Contextually, yours seems to be a tricky question. When the State Government takes over the entire management of the ITI as per the MOU, it becomes a unit of the State Government despite all the expenditure being borne by the PSU belonging to the Central Government. In the absence of information relating to the type, nature, or main activity of the Central PSU, whether the PSU-funded ITI is exclusively for the wards of the employees of the PSU or open to all, etc., finding the right answer becomes even more difficult. This is because the fixation of minimum wages undertaken by the appropriate governments is only scheduled employment-wise and not industry-wise or establishment-wise.
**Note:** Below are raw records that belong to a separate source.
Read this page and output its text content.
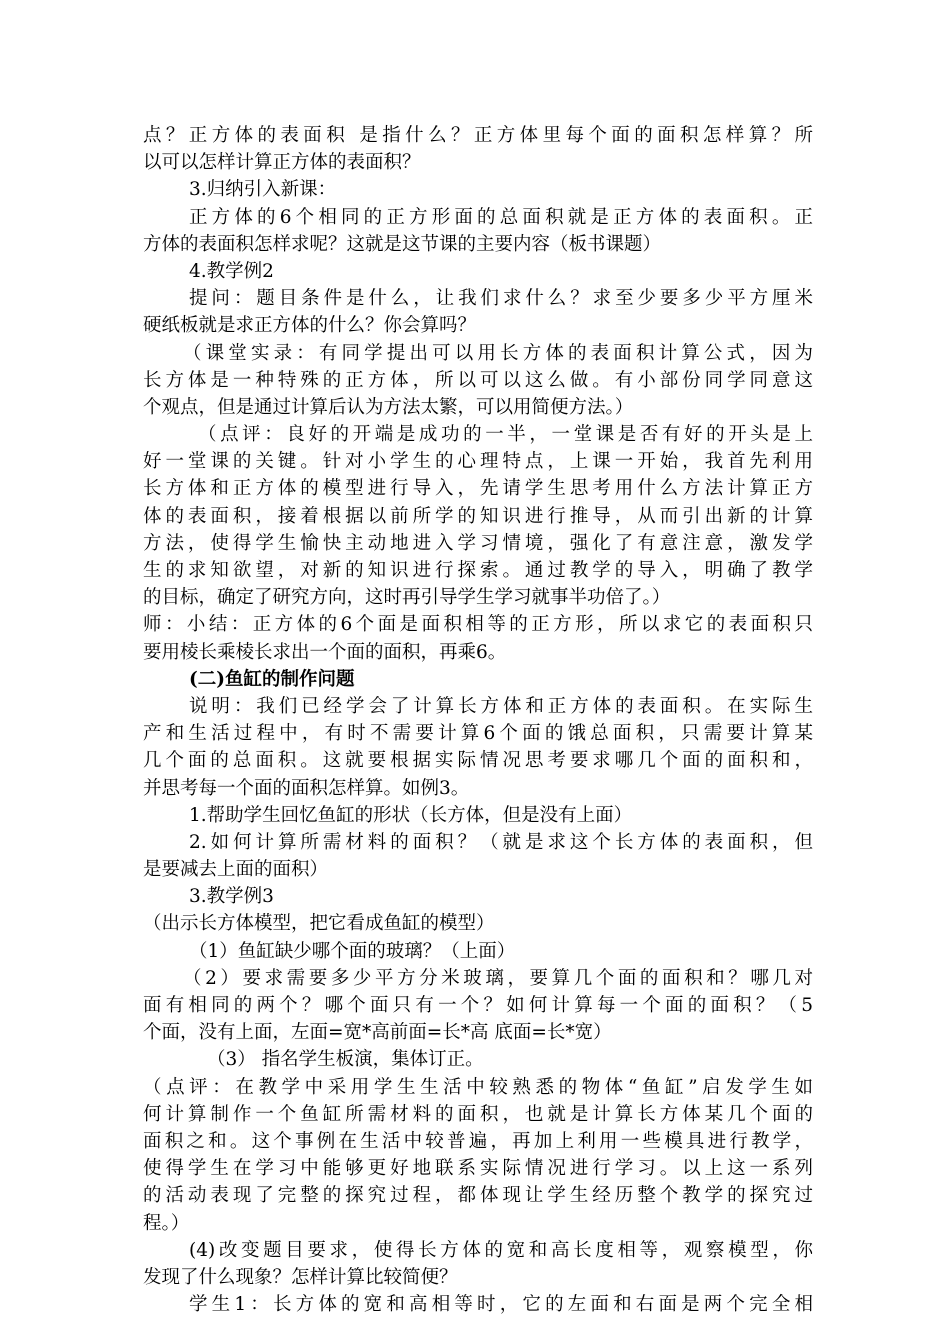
点？正方体的表面积 是指什么？正方体里每个面的面积怎样算？所
以可以怎样计算正方体的表面积？
3.归纳引入新课：
正方体的6个相同的正方形面的总面积就是正方体的表面积。正
方体的表面积怎样求呢？这就是这节课的主要内容（板书课题）
4.教学例2
提问：题目条件是什么，让我们求什么？求至少要多少平方厘米
硬纸板就是求正方体的什么？你会算吗？
（课堂实录：有同学提出可以用长方体的表面积计算公式，因为
长方体是一种特殊的正方体，所以可以这么做。有小部份同学同意这
个观点，但是通过计算后认为方法太繁，可以用简便方法。）
（点评：良好的开端是成功的一半，一堂课是否有好的开头是上
好一堂课的关键。针对小学生的心理特点，上课一开始，我首先利用
长方体和正方体的模型进行导入，先请学生思考用什么方法计算正方
体的表面积，接着根据以前所学的知识进行推导，从而引出新的计算
方法，使得学生愉快主动地进入学习情境，强化了有意注意，激发学
生的求知欲望，对新的知识进行探索。通过教学的导入，明确了教学
的目标，确定了研究方向，这时再引导学生学习就事半功倍了。）
师：小结：正方体的6个面是面积相等的正方形，所以求它的表面积只
要用棱长乘棱长求出一个面的面积，再乘6。
(二)鱼缸的制作问题
说明：我们已经学会了计算长方体和正方体的表面积。在实际生
产和生活过程中，有时不需要计算6个面的饿总面积，只需要计算某
几个面的总面积。这就要根据实际情况思考要求哪几个面的面积和，
并思考每一个面的面积怎样算。如例3。
1.帮助学生回忆鱼缸的形状（长方体，但是没有上面）
2.如何计算所需材料的面积？（就是求这个长方体的表面积，但
是要减去上面的面积）
3.教学例3
（出示长方体模型，把它看成鱼缸的模型）
（1）鱼缸缺少哪个面的玻璃？（上面）
（2）要求需要多少平方分米玻璃，要算几个面的面积和？哪几对
面有相同的两个？哪个面只有一个？如何计算每一个面的面积？（5
个面，没有上面，左面=宽*高前面=长*高 底面=长*宽）
（3） 指名学生板演，集体订正。
（点评：在教学中采用学生生活中较熟悉的物体“鱼缸”启发学生如
何计算制作一个鱼缸所需材料的面积，也就是计算长方体某几个面的
面积之和。这个事例在生活中较普遍，再加上利用一些模具进行教学，
使得学生在学习中能够更好地联系实际情况进行学习。以上这一系列
的活动表现了完整的探究过程，都体现让学生经历整个教学的探究过
程。）
(4)改变题目要求，使得长方体的宽和高长度相等，观察模型，你
发现了什么现象？怎样计算比较简便？
学生1：长方体的宽和高相等时，它的左面和右面是两个完全相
The same term "appropriate government," though used in the Industrial Disputes Act, 1947, The Minimum Wages Act, 1948, and the Contract Labour (Regulation and Abolition) Act, 1970, has different meanings with reference to the object of the Acts. So, the minimum wages fixed by the Central Government in respect of the employment of housekeeping and cleaning in a PSU, to which it is the appropriate government by virtue of the former's classification under the ID Act, cannot be applied to the contract labor engaged in the same employment in a different type of establishment managed by the State Government. Therefore, my personal view is that only the minimum rates of wages fixed by the State Government would be applicable to the contract labor engaged in such operations, even though it is lesser than the central rates of minimum wages. Since it is altogether a different contract, the affected contract labor cannot have any judicial remedy in this regard. I would like to solicit the views of our learned members.